Merlin stares at him. “A leash?”

“Yeah, you know—one of those kid leashes crazy parents use at the mall? He pulled like hell against it, but at least he didn't give himself brain damage falling off of something.”

“That's ridiculous,” Merlin says as they round the back corner of Camelot. They don't go in the office door with their campers—Gwen had told him campers aren't allowed in or out that door. Instead, there's a long porch that runs along the back of the building overlooking the lake, with steps up to wide double doors, and the whole camp gathers there before meals and meetings. Arthur's waiting for them at the top of the stairs.

“Are you all ready to sing for your supper?” he calls out as the last cabin groups round the corner, and the campers cheer. Arthur cups a hand around his ear. “I said, are you all ready to sing for your supper?”

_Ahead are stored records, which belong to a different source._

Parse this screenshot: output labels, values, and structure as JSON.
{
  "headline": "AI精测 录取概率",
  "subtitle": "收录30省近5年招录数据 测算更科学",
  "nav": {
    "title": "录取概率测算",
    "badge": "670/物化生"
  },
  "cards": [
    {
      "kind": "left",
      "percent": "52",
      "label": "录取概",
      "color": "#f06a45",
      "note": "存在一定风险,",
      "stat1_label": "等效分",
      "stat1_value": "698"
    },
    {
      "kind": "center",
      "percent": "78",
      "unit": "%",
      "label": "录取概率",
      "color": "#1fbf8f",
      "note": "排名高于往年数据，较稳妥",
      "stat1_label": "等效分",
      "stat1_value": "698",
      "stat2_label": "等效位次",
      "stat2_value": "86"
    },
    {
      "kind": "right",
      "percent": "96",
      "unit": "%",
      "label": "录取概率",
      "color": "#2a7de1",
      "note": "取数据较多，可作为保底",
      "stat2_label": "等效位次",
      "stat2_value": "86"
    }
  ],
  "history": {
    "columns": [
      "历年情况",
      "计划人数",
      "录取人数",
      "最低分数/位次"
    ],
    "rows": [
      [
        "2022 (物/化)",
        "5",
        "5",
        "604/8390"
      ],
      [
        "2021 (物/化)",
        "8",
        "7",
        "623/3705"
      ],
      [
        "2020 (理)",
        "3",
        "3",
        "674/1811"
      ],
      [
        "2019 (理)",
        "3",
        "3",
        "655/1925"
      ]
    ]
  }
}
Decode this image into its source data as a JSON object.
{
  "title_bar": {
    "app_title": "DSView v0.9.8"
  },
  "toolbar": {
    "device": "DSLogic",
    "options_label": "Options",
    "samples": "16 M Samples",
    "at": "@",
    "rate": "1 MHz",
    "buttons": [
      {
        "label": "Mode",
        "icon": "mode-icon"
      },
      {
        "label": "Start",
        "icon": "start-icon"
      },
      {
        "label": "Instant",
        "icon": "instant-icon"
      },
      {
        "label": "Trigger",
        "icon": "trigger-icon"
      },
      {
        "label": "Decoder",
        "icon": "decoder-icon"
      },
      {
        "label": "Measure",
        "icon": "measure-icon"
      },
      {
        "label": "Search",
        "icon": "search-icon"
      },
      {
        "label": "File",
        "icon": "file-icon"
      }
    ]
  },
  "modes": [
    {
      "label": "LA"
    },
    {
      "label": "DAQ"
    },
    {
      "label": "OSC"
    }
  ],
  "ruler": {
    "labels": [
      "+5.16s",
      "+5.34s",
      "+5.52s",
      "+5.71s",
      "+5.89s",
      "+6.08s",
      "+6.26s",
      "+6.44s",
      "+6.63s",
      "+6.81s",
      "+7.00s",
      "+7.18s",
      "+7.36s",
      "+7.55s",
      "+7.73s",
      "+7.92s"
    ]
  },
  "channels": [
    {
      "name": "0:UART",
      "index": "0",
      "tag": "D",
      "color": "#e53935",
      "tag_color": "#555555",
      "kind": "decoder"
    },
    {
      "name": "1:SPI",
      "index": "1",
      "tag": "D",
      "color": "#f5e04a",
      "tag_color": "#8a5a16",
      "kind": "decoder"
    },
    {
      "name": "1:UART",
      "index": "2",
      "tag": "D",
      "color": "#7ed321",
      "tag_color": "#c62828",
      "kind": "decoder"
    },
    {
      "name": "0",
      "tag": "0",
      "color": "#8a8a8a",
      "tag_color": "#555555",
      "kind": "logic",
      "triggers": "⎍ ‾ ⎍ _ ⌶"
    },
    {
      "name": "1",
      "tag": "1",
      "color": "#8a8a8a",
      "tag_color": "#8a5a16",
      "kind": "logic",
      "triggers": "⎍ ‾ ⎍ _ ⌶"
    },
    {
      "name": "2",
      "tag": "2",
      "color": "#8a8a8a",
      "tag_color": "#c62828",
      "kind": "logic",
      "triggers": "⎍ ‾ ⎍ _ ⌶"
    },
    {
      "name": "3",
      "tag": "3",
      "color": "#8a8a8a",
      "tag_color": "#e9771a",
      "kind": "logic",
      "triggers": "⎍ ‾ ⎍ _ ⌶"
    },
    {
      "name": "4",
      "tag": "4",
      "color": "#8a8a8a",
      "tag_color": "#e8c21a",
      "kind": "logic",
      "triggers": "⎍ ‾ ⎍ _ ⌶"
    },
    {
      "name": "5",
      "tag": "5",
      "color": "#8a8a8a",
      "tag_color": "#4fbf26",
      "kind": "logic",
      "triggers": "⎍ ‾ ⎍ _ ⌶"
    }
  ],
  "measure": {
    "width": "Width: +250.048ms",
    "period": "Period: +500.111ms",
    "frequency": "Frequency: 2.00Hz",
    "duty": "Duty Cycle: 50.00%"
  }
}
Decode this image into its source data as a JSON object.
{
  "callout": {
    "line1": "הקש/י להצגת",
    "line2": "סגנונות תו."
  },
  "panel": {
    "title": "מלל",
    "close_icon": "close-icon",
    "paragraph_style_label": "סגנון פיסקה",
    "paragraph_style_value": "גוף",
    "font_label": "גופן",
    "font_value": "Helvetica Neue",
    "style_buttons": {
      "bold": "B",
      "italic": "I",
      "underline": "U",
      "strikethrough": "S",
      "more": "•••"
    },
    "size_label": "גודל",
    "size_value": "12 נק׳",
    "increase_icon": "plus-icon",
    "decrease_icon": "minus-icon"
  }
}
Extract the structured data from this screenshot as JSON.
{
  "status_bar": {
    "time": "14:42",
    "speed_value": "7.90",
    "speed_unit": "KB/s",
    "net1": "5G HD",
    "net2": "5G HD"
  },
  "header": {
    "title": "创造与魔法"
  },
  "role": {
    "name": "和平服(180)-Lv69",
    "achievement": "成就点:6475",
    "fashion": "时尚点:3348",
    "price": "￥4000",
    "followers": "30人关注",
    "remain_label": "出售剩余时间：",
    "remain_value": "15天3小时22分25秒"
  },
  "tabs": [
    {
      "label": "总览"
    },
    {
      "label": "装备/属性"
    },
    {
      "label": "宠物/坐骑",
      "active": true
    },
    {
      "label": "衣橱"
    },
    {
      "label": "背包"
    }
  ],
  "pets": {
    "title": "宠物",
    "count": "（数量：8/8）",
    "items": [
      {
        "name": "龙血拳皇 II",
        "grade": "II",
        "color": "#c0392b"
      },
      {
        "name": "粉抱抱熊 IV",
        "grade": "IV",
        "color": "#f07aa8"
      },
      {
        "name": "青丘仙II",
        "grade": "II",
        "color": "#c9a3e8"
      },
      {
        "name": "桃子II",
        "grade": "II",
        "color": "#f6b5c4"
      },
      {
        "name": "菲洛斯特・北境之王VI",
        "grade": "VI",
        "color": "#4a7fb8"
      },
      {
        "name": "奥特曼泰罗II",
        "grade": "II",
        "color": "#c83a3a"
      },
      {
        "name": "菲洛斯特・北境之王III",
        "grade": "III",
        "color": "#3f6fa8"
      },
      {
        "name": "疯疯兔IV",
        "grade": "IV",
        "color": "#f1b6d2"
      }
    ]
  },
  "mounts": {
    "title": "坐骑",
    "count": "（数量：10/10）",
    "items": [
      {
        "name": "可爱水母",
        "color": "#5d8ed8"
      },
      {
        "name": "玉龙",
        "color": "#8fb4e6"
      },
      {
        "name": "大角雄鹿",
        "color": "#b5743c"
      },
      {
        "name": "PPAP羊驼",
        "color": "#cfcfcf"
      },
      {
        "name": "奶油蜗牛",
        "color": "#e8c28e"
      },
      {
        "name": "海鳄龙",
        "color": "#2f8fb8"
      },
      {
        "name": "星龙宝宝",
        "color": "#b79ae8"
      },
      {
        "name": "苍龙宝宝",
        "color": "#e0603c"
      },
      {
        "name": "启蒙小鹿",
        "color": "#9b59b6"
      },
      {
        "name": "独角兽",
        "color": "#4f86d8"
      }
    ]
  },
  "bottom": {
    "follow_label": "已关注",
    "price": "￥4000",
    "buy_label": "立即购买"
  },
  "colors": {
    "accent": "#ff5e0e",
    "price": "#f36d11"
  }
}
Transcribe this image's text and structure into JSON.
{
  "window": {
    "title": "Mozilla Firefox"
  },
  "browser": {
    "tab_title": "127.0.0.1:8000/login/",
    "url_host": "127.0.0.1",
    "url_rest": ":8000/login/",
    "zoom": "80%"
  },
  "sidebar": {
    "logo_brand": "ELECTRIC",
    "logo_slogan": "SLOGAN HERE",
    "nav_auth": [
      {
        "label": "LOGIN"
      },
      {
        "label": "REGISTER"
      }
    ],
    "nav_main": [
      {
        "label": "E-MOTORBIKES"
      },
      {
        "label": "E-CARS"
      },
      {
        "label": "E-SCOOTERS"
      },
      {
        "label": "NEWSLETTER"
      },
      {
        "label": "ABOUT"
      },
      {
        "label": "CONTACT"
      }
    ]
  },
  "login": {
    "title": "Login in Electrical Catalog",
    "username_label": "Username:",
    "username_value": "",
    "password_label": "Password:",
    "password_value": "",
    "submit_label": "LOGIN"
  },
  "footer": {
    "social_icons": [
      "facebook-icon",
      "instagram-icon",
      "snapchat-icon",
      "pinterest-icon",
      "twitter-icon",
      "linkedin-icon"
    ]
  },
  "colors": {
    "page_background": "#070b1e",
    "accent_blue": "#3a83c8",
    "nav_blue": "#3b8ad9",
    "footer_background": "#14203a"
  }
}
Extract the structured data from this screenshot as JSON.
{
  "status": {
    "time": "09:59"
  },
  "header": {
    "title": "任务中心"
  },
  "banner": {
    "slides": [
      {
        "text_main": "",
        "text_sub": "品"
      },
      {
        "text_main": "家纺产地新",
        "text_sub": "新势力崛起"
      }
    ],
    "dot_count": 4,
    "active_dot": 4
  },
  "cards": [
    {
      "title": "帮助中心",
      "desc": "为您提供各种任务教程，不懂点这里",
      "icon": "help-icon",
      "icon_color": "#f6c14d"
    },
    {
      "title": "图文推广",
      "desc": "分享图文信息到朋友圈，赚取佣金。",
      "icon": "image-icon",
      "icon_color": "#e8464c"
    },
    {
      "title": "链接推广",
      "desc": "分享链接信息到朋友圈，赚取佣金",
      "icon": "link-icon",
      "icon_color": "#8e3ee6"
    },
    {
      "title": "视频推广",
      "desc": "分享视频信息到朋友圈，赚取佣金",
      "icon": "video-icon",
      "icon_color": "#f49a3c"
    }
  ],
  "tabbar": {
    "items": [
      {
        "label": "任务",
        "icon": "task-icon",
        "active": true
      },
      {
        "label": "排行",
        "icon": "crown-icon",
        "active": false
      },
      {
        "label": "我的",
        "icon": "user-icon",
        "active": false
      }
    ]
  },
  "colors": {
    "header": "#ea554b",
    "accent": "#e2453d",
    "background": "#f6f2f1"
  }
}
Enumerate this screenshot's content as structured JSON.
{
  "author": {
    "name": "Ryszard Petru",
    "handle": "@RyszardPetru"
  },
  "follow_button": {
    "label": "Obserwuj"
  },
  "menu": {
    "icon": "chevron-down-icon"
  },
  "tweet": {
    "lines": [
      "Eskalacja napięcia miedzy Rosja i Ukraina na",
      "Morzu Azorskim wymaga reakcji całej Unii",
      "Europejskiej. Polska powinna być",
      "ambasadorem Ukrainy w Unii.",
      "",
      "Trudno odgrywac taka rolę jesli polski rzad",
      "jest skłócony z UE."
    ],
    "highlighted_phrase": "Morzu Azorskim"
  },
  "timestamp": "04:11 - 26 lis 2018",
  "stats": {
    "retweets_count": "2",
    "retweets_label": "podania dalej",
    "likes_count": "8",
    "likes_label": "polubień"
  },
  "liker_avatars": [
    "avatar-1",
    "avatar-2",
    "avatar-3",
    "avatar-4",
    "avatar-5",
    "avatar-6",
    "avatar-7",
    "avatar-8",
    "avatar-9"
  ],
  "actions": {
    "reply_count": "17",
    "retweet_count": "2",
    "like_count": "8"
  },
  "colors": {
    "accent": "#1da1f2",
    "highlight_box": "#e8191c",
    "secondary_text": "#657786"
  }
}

The cheer this time is even louder, but Arthur shakes his head. “Gwen, I think they're all asleep. Why don't you come help me wake them up?”

“Do Squash!” one of the older girls yells as Gwen jogs up the steps, but Arthur shakes his head. 

“Maybe a little too complicated for the first day,” he says. “What about...three chartreuse buzzards?” He and Gwen strike a pose that looks like they're about to sing 'walk like an Egyptian', and Arthur yells, “This is a repeat-after-me song!”

“This is a repeat-after-me song!” the campers roar back, and Merlin's—once again—a beat behind everyone else.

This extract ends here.